Chiamata Sabana da Tolomeo e Pu-Luo-Chung dai cinesi, Chiamassie da Marco Polo e Temasek dai malesi, Singapore è stata a lungo la principale stazione commerciale sulla rotta delle spezie tra il Mar Cinese Meridionale, l'Oceano Indiano e il Giappone: controllata da Sailendra, Majapahit, Siam e Malacca, è sempre stata una postazione estremamente ambita per gli imperi marinari fino a che, nel febbraio 1819, l'inglese sir Thomas Stamford Raffles firmò un accordo con il governatore malese, facendo di Singapore un avamposto commerciale per la Compagnia delle Indie Orientali. L'isola, escludendo un breve e poco felice intermezzo giapponese durante la Seconda Guerra Mondiale, sarebbe rimasta una colonia britannica fino al 1959, per poi diventare una repubblica autonoma nel 1963.

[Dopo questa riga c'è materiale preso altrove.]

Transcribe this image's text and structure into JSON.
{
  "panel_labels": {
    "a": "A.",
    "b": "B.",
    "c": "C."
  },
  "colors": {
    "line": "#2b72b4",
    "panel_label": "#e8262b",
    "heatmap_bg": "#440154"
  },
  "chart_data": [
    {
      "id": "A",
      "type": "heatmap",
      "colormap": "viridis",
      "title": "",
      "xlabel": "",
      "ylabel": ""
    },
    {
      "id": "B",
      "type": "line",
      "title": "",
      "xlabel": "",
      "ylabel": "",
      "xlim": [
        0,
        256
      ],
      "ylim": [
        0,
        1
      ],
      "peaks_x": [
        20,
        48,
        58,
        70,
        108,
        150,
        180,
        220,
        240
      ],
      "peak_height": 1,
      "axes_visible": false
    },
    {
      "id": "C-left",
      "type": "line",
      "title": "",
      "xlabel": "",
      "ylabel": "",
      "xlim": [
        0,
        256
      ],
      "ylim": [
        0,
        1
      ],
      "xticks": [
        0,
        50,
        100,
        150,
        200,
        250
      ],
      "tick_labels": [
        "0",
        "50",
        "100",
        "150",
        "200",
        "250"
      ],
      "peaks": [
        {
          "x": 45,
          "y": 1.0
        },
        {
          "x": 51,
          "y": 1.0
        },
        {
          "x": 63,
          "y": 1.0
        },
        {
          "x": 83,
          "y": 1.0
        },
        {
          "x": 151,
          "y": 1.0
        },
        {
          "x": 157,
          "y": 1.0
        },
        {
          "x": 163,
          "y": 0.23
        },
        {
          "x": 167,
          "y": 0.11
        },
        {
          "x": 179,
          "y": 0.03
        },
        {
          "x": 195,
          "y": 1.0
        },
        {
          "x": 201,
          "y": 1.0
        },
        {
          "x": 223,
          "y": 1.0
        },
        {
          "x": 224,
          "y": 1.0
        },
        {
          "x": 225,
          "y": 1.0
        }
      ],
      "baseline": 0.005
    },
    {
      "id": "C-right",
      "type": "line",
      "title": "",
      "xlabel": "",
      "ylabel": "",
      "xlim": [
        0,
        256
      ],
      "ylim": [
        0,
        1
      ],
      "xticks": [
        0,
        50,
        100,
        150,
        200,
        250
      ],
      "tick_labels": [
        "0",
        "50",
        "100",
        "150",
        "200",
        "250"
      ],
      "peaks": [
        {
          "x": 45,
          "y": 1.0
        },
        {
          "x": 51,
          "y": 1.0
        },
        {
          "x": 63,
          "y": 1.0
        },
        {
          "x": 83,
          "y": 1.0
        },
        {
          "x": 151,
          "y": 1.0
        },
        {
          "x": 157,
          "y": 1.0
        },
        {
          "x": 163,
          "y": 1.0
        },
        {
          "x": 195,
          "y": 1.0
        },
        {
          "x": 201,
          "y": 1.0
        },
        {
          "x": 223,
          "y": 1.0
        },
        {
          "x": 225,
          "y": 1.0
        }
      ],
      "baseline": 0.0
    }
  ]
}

La città come appare nel 1950 si è sviluppata secondo i rigidi dettami urbanistici del governo britannico, che stabilì di suddividere la popolazione in enclavi autogestite connotate etnicamente: nascono così Chinatown, a sud del fiume Singapore, il nucleo di Serangoon Road che poi si fonderà con il nucleo malese di Kampong Glam, diventando un unico quartiere indiano a nord, attorno al canale Rochor, il nucleo coloniale attorno a Fort Canning, al centro della città, e il braccio di Orchard Road che si estende verso sinistra. Tuttavia non è solo l'influenza britannica a farsi sentire: la città è appena uscita da un'occupazione giapponese durata tre intensi anni, sufficienti a minare l'autorità degli europei e il concetto stesso di protettore: assorbiti dalla guerra in Europa, i generali europei avevano lasciato poche forze britanniche sull'isola, che divenne facilmente preda delle forze giapponesi guidate dal generale Yamashita. Ufficialmente conquistata il 15 febbraio 1945, Singapore cambiò nome in Syonan-To (luce del sud, in giapponese) e vide mesi di intensi rastrellamenti durante i quali civili e prigionieri di guerra europei vennero dapprima concentrati nella prigione di Changi e poi inviati ai lavori forzati per la costruzione della ferrovia in Birmania. La polizia segreta giapponese, il kempetai, costruì in fretta un regime di terrore portando avanti frequenti arresti, rastrellamenti, mattanze di cittadini cinesi. Quando gli inglesi tornarono in possesso dell'isola, nel 1945, la popolazione malese di Singapore aveva sviluppato una profonda autocoscienza e uno spiccato desiderio di autonomia, accentuato ulteriormente dall'influenza del Partito d'Azione popolare che in patria stava assumendo un'importanza sempre maggiore.

Singapore nel 1969
Il 13 maggio 1969, in una Singapore ormai indipendente dalla Malesia e dalle egemonie europee, sarebbe scoppiata l'unica sommossa nella storia della Temasek indipendente. I disordini seguivano le rivolte razziali scoppiate a Kuala Lumpur (13 maggio - 31 luglio) e si sarebbero protratti per sette giorni, risultando in un totale di 4 morti e 80 feriti tra la popolazione cinese e malese, nonostante i disordini in Malesia non avessero nulla a che vedere con Singapore e con la sua recentemente ottenuta indipendenza. Singapore, dopo aver cessato di essere un protettorato inglese, aveva fatto parte della Malesia tra il 1963 e il 1965.